AgentNoiseBench: Benchmarking Robustness of Tool-Using LLM Agents Under Noisy Condition
Ruipeng Wang ⋅ Yuxin Chen ⋅ Yukai Wang ⋅ Chang Wu ⋅ Junfeng Fang ⋅ Xiaodong Cai ⋅ Qi GU ⋅ Hui Su ⋅ An Zhang ⋅ Xiang Wang ⋅ Xunliang Cai ⋅ Tat-Seng Chua
Abstract
As LLM-based agents are increasingly deployed in real-world workflows, existing agent benchmarks---often built on idealized, noise-free assumptions---fall short of characterizing agents' robustness under imperfect user instructions and unreliable tool feedback. To address this gap, we introduce **AgentNoiseBench**, a systematic evaluation framework for *interactive noise robustness* in LLM agents. AgentNoiseBench models two primary noise sources: *user-side instruction noise* arising from ambiguity and variability in human requests, and *tool-side result noise* caused by failures, partial outputs, and erroneous or distracting tool responses. The benchmark covers two representative agentic settings: (i) *multi-step tool use* with DeepSearch-style retrieval agents on multi-hop QA tasks, and (ii) *multi-turn user--agent interaction* via adaptations of $\tau^{2}$-Bench and VitaBench to support controlled noise injection.
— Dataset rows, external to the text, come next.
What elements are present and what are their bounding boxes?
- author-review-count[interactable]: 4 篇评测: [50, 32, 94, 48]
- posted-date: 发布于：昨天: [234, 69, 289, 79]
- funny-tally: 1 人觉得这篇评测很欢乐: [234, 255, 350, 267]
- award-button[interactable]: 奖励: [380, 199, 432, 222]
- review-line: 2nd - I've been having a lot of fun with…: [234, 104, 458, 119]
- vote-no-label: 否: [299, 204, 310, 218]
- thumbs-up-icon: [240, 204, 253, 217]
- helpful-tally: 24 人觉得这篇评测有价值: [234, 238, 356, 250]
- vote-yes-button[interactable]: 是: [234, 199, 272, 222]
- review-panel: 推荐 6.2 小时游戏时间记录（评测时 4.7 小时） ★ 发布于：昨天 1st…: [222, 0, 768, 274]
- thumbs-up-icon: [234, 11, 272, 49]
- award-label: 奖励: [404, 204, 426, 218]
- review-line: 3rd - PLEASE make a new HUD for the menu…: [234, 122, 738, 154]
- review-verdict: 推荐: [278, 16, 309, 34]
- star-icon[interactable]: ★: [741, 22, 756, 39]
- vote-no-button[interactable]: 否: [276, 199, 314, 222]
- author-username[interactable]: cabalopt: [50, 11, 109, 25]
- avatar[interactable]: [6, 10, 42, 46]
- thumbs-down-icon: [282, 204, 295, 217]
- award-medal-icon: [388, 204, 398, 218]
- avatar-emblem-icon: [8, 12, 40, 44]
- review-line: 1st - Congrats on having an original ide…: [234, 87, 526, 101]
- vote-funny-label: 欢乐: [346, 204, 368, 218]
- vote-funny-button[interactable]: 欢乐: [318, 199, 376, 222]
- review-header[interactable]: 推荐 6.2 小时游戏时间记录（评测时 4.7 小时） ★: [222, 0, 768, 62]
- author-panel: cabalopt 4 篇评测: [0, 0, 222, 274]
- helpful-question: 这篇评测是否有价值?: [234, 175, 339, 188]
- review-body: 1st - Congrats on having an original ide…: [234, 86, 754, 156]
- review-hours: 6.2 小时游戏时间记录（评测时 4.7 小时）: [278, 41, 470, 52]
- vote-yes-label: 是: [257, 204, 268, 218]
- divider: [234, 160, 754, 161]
We further provide a modular noise injection pipeline with controllable location and intensity, together with multi-dimensional metrics that go beyond final success to capture degradation trends, decision instability, and compute overhead. Evaluating 25 tool-using models across reasoning and non-reasoning families, we find that tool-side noise generally induces substantially larger performance degradation and trajectory drift than user-side noise, and that some strong reasoning models exhibit a "reasoning trap", spending markedly more tokens and steps under corrupted tool feedback while still making confident errors. Overall, AgentNoiseBench provides a practical testbed for diagnosing failure modes and advancing robust agent design for real deployments.